On Friday last week the Treasury Department elaborated on a proposed rule aimed at restricting and monitoring U.S. investments in China, specifically in the fields of artificial intelligence, computer chips, and quantum computing.
This proposed rule is a result of President Joe Biden’s August 2023 executive order, which addresses the access “countries of concern” have to American funding for advanced technologies. The U.S. government asserts that such funding could enhance these countries’ military, intelligence, surveillance, and cyber capabilities. China, Hong Kong, and Macau were identified as countries of concern in the order.
The Biden administration is working to hinder the development of technologies in China, the world’s second-largest economy, that could provide a military advantage or allow dominance in emerging sectors such as electric vehicles.

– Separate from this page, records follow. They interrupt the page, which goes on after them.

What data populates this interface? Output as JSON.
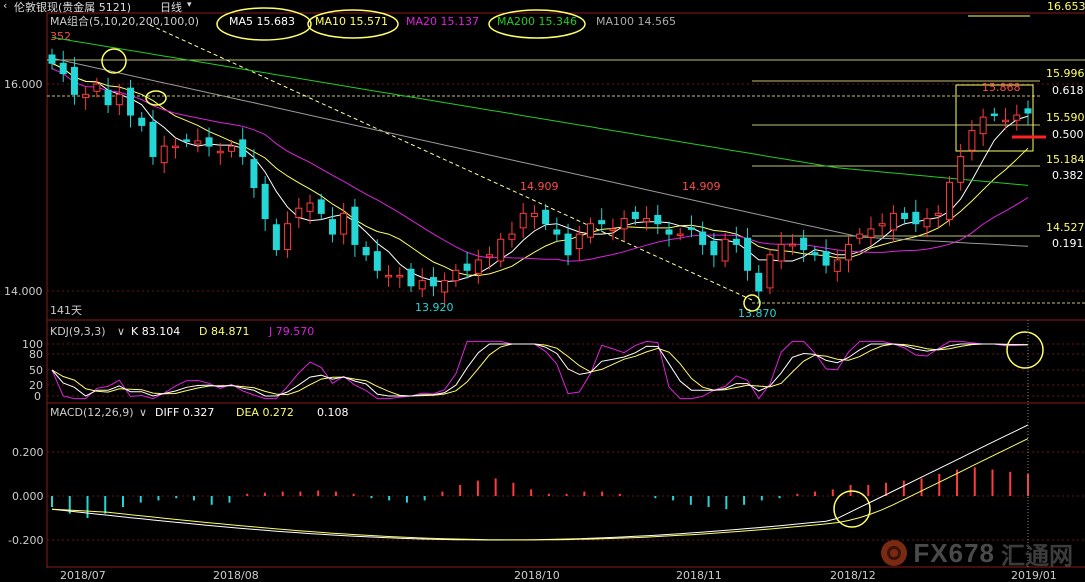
{
  "titlebar": {
    "arrow": "‹",
    "title": "伦敦银现(贵金属 5121)",
    "period": "日线",
    "period_arrow": "▾"
  },
  "main_panel": {
    "legend_prefix": "MA组合(5,10,20,200,100,0)",
    "ma": [
      {
        "label": "MA5 15.683",
        "color": "#ffffff",
        "circled": true
      },
      {
        "label": "MA10 15.571",
        "color": "#ffff66",
        "circled": true
      },
      {
        "label": "MA20 15.137",
        "color": "#dd22dd",
        "circled": false
      },
      {
        "label": "MA200 15.346",
        "color": "#22cc22",
        "circled": true
      },
      {
        "label": "MA100 14.565",
        "color": "#aaaaaa",
        "circled": false
      }
    ],
    "y_ticks": [
      "16.000",
      "14.000"
    ],
    "top_label": "16.653",
    "peak_labels": [
      "15.868",
      "14.909",
      "14.909"
    ],
    "low_labels": [
      "13.920",
      "13.870"
    ],
    "left_label": "352",
    "days_label": "141天",
    "fib_levels": [
      {
        "price": "15.996",
        "ratio": ""
      },
      {
        "price": "",
        "ratio": "0.618"
      },
      {
        "price": "15.590",
        "ratio": "0.500"
      },
      {
        "price": "15.184",
        "ratio": "0.382"
      },
      {
        "price": "14.527",
        "ratio": "0.191"
      }
    ]
  },
  "kdj_panel": {
    "label": "KDJ(9,3,3)",
    "arrow": "∨",
    "k": "K 83.104",
    "d": "D 84.871",
    "j": "J 79.570",
    "y_ticks": [
      "100",
      "80",
      "50",
      "20",
      "0"
    ]
  },
  "macd_panel": {
    "label": "MACD(12,26,9)",
    "arrow": "∨",
    "diff": "DIFF 0.327",
    "dea": "DEA 0.272",
    "macd": "0.108",
    "y_ticks": [
      "0.200",
      "0.000",
      "-0.200"
    ]
  },
  "x_axis": [
    "2018/07",
    "2018/08",
    "2018/10",
    "2018/11",
    "2018/12",
    "2019/01"
  ],
  "watermark": {
    "text": "FX678",
    "cn": "汇通网"
  },
  "colors": {
    "up": "#ff3b3b",
    "down": "#25d6d6",
    "ma5": "#ffffff",
    "ma10": "#ffff66",
    "ma20": "#dd22dd",
    "ma200": "#22cc22",
    "ma100": "#999999",
    "circle": "#ffff66"
  },
  "chart_data": [
    {
      "type": "candlestick",
      "title": "伦敦银现(贵金属 5121) 日线",
      "y_axis_ticks": [
        14.0,
        16.0
      ],
      "ylim": [
        13.7,
        16.7
      ],
      "x_ticks": [
        "2018/07",
        "2018/08",
        "2018/10",
        "2018/11",
        "2018/12",
        "2019/01"
      ],
      "moving_averages": {
        "MA5": 15.683,
        "MA10": 15.571,
        "MA20": 15.137,
        "MA200": 15.346,
        "MA100": 14.565
      },
      "annotations": {
        "high_2019": 15.868,
        "swing_highs": [
          14.909,
          14.909
        ],
        "lows": [
          13.92,
          13.87
        ],
        "top": 16.653
      },
      "fibonacci": [
        {
          "level": 0.618,
          "price": 15.996
        },
        {
          "level": 0.5,
          "price": 15.59
        },
        {
          "level": 0.382,
          "price": 15.184
        },
        {
          "level": 0.191,
          "price": 14.527
        }
      ],
      "close_approx": [
        16.2,
        16.1,
        15.9,
        15.9,
        16.0,
        15.8,
        15.9,
        15.7,
        15.6,
        15.3,
        15.4,
        15.4,
        15.45,
        15.45,
        15.4,
        15.35,
        15.4,
        15.3,
        15.0,
        14.7,
        14.4,
        14.65,
        14.8,
        14.85,
        14.75,
        14.55,
        14.75,
        14.45,
        14.35,
        14.2,
        14.15,
        14.15,
        14.05,
        14.1,
        14.05,
        14.1,
        14.2,
        14.2,
        14.3,
        14.35,
        14.5,
        14.55,
        14.75,
        14.75,
        14.65,
        14.55,
        14.35,
        14.55,
        14.65,
        14.65,
        14.6,
        14.7,
        14.7,
        14.7,
        14.65,
        14.55,
        14.55,
        14.6,
        14.45,
        14.35,
        14.5,
        14.45,
        14.2,
        14.0,
        14.35,
        14.45,
        14.45,
        14.4,
        14.35,
        14.25,
        14.3,
        14.45,
        14.55,
        14.6,
        14.65,
        14.75,
        14.7,
        14.65,
        14.7,
        14.75,
        15.05,
        15.3,
        15.55,
        15.68,
        15.7,
        15.65,
        15.7,
        15.72
      ]
    },
    {
      "type": "line",
      "title": "KDJ(9,3,3)",
      "series": [
        {
          "name": "K",
          "last": 83.104
        },
        {
          "name": "D",
          "last": 84.871
        },
        {
          "name": "J",
          "last": 79.57
        }
      ],
      "y_ticks": [
        0,
        20,
        50,
        80,
        100
      ]
    },
    {
      "type": "bar",
      "title": "MACD(12,26,9)",
      "series": [
        {
          "name": "DIFF",
          "last": 0.327
        },
        {
          "name": "DEA",
          "last": 0.272
        },
        {
          "name": "MACD",
          "last": 0.108
        }
      ],
      "y_ticks": [
        -0.2,
        0.0,
        0.2
      ],
      "macd_approx": [
        -0.05,
        -0.08,
        -0.1,
        -0.08,
        -0.05,
        -0.03,
        -0.02,
        -0.01,
        -0.02,
        -0.04,
        -0.03,
        0.01,
        0.015,
        0.02,
        0.02,
        0.025,
        0.02,
        0.01,
        -0.01,
        -0.02,
        -0.03,
        -0.02,
        0.02,
        0.05,
        0.07,
        0.08,
        0.06,
        0.03,
        0.01,
        0.01,
        0.02,
        0.02,
        0.01,
        0.0,
        -0.01,
        -0.02,
        -0.04,
        -0.05,
        -0.06,
        -0.04,
        -0.02,
        -0.01,
        0.01,
        0.02,
        0.03,
        0.05,
        0.05,
        0.06,
        0.07,
        0.08,
        0.1,
        0.12,
        0.13,
        0.12,
        0.11,
        0.1
      ]
    }
  ]
}
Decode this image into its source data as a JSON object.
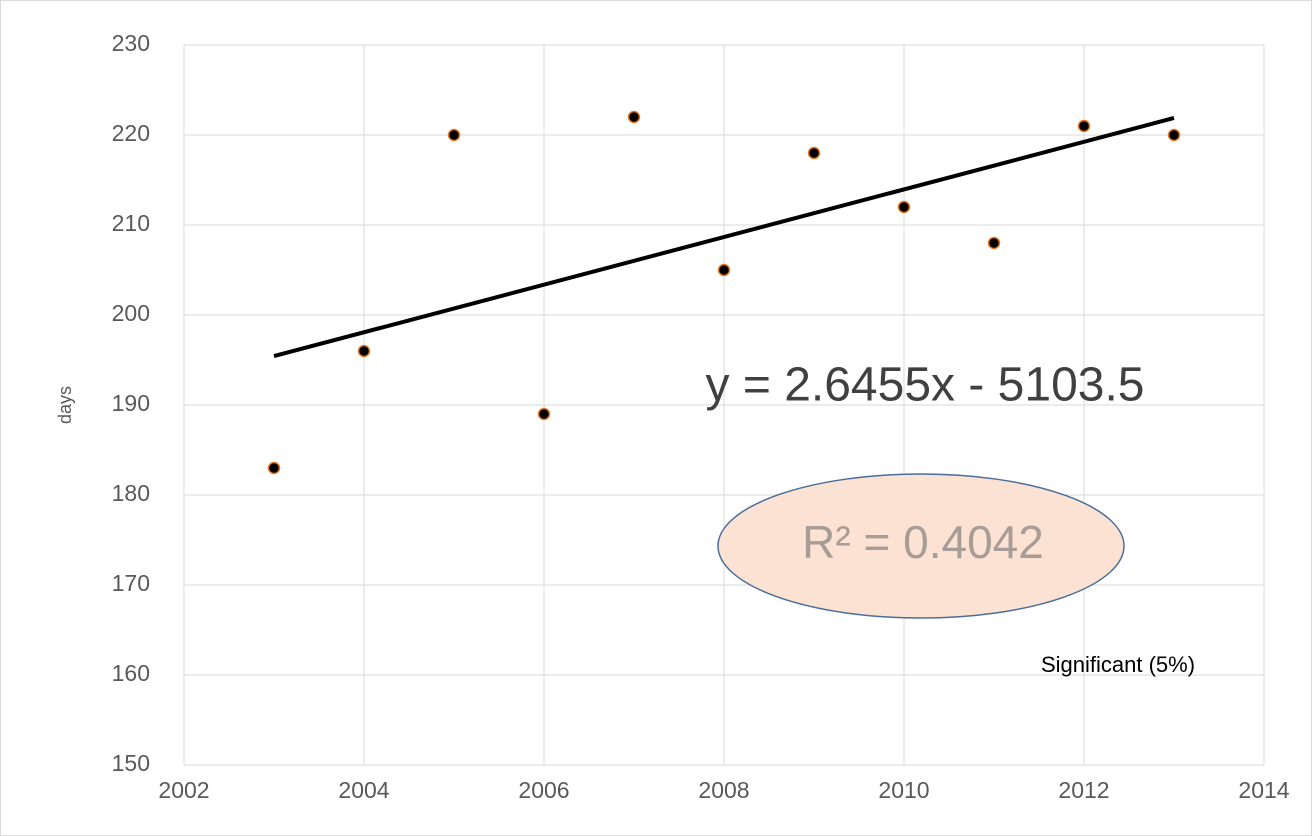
{
  "chart_data": {
    "type": "scatter",
    "x": [
      2003,
      2004,
      2005,
      2006,
      2007,
      2008,
      2009,
      2010,
      2011,
      2012,
      2013
    ],
    "y": [
      183,
      196,
      220,
      189,
      222,
      205,
      218,
      212,
      208,
      221,
      220
    ],
    "ylabel": "days",
    "xlim": [
      2002,
      2014
    ],
    "xticks": [
      2002,
      2004,
      2006,
      2008,
      2010,
      2012,
      2014
    ],
    "ylim": [
      150,
      230
    ],
    "yticks": [
      150,
      160,
      170,
      180,
      190,
      200,
      210,
      220,
      230
    ],
    "grid": true,
    "marker_color": "#000000",
    "marker_edge": "#e87722",
    "trendline": {
      "slope": 2.6455,
      "intercept": -5103.5,
      "color": "#000000"
    },
    "annotations": {
      "equation": "y = 2.6455x - 5103.5",
      "r_squared": "R² = 0.4042",
      "note": "Significant (5%)"
    }
  }
}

In addition to the proposed rule, President Biden has imposed a substantial tariff on Chinese electric vehicles. This move has political implications as both Biden and Republican Donald Trump seek to demonstrate to voters who can better confront China, a geopolitical rival and significant trading partner.
The proposed rule specifies the information that U.S. citizens and permanent residents must disclose when participating in transactions in this sector, as well as what would constitute a violation of the restrictions.

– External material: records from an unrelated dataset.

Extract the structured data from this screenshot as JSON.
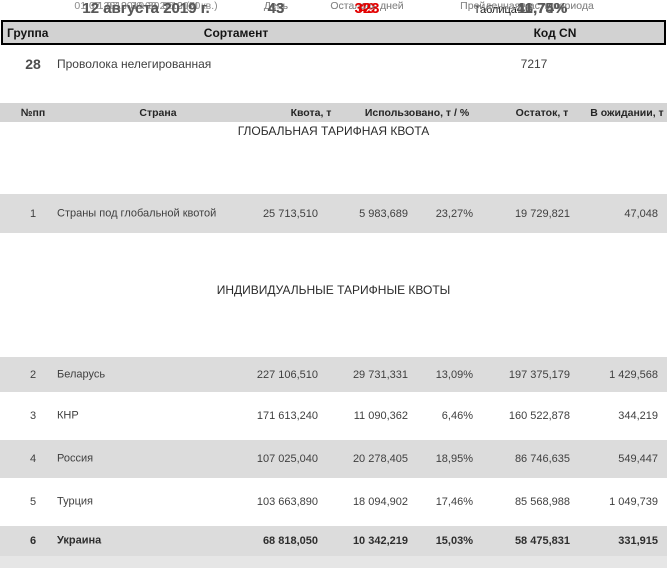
{
  "table_label": "Таблица 12",
  "product_header": {
    "group": "Группа",
    "sortament": "Сортамент",
    "code": "Код CN"
  },
  "product_row": {
    "group": "28",
    "name": "Проволока нелегированная",
    "code": "7217"
  },
  "columns": {
    "num": "№пп",
    "country": "Страна",
    "quota": "Квота, т",
    "used": "Использовано, т / %",
    "remainder": "Остаток, т",
    "pending": "В ожидании, т"
  },
  "colors": {
    "alert_red": "#e30000",
    "shaded_row": "#dcdcdc",
    "header_bg": "#d2d2d2",
    "muted_label": "#8a8a8a"
  },
  "sections": [
    {
      "title": "ГЛОБАЛЬНАЯ ТАРИФНАЯ КВОТА",
      "period_label": "01.07.2019-30.09.2019 (III кв.)",
      "day_label": "День",
      "days_left_label": "Осталось дней",
      "elapsed_label": "Пройденная часть периода",
      "date": "12 августа 2019 г.",
      "day": "43",
      "days_left": "49",
      "elapsed": "46,74%",
      "rows": [
        {
          "num": "1",
          "country": "Страны под глобальной квотой",
          "quota": "25 713,510",
          "used": "5 983,689",
          "used_pct": "23,27%",
          "remainder": "19 729,821",
          "pending": "47,048",
          "shaded": true,
          "bold": false
        }
      ]
    },
    {
      "title": "ИНДИВИДУАЛЬНЫЕ ТАРИФНЫЕ КВОТЫ",
      "period_label": "01.07.2019-30.06.2020",
      "day_label": "День",
      "days_left_label": "Осталось дней",
      "elapsed_label": "Пройденная часть периода",
      "date": "12 августа 2019 г.",
      "day": "43",
      "days_left": "323",
      "elapsed": "11,75%",
      "rows": [
        {
          "num": "2",
          "country": "Беларусь",
          "quota": "227 106,510",
          "used": "29 731,331",
          "used_pct": "13,09%",
          "remainder": "197 375,179",
          "pending": "1 429,568",
          "shaded": true,
          "bold": false
        },
        {
          "num": "3",
          "country": "КНР",
          "quota": "171 613,240",
          "used": "11 090,362",
          "used_pct": "6,46%",
          "remainder": "160 522,878",
          "pending": "344,219",
          "shaded": false,
          "bold": false
        },
        {
          "num": "4",
          "country": "Россия",
          "quota": "107 025,040",
          "used": "20 278,405",
          "used_pct": "18,95%",
          "remainder": "86 746,635",
          "pending": "549,447",
          "shaded": true,
          "bold": false
        },
        {
          "num": "5",
          "country": "Турция",
          "quota": "103 663,890",
          "used": "18 094,902",
          "used_pct": "17,46%",
          "remainder": "85 568,988",
          "pending": "1 049,739",
          "shaded": false,
          "bold": false
        },
        {
          "num": "6",
          "country": "Украина",
          "quota": "68 818,050",
          "used": "10 342,219",
          "used_pct": "15,03%",
          "remainder": "58 475,831",
          "pending": "331,915",
          "shaded": true,
          "bold": true
        }
      ]
    }
  ]
}
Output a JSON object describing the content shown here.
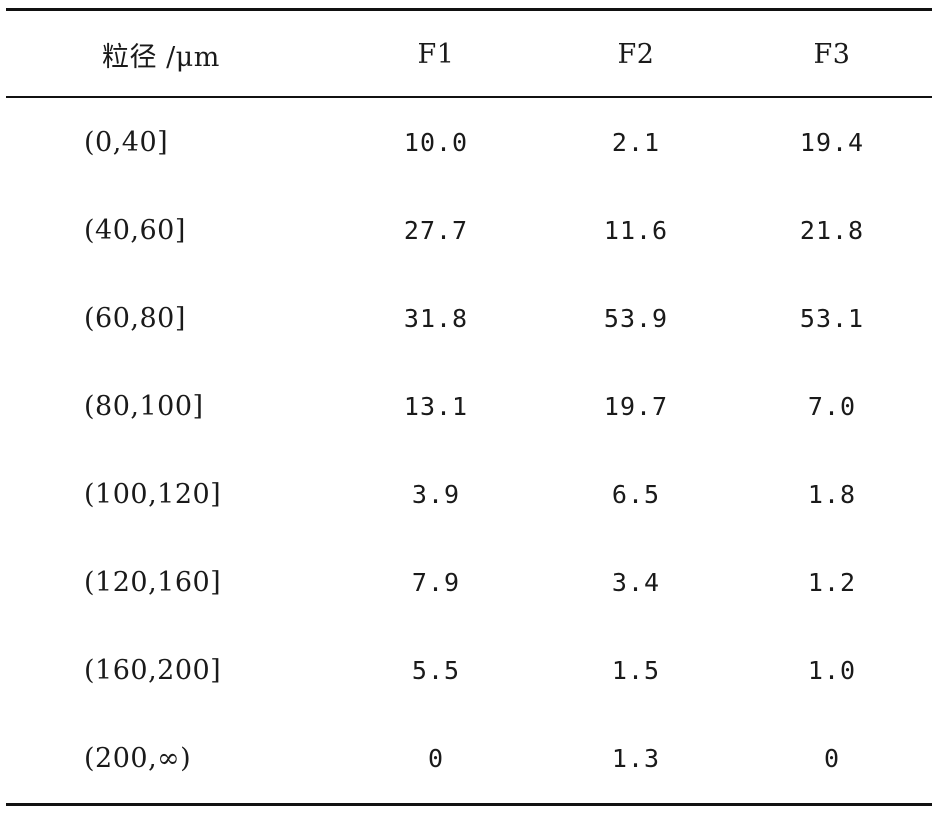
{
  "table": {
    "headers": [
      "粒径 /μm",
      "F1",
      "F2",
      "F3"
    ],
    "rows": [
      [
        "(0,40]",
        "10.0",
        " 2.1",
        "19.4"
      ],
      [
        "(40,60]",
        "27.7",
        "11.6",
        "21.8"
      ],
      [
        "(60,80]",
        "31.8",
        "53.9",
        "53.1"
      ],
      [
        "(80,100]",
        "13.1",
        "19.7",
        " 7.0"
      ],
      [
        "(100,120]",
        " 3.9",
        " 6.5",
        " 1.8"
      ],
      [
        "(120,160]",
        " 7.9",
        " 3.4",
        " 1.2"
      ],
      [
        "(160,200]",
        " 5.5",
        " 1.5",
        " 1.0"
      ],
      [
        "(200,∞)",
        "0",
        " 1.3",
        "0"
      ]
    ]
  }
}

According to a senior Treasury official, the rule would specifically prohibit American investors from funding AI systems in China that could be used for weapons targeting, combat, location tracking, and other military applications. This official provided an overview of the rule to reporters on the condition of anonymity.
The Treasury is soliciting comments on the proposal until August 4, 2024, after which a final rule is expected to be issued.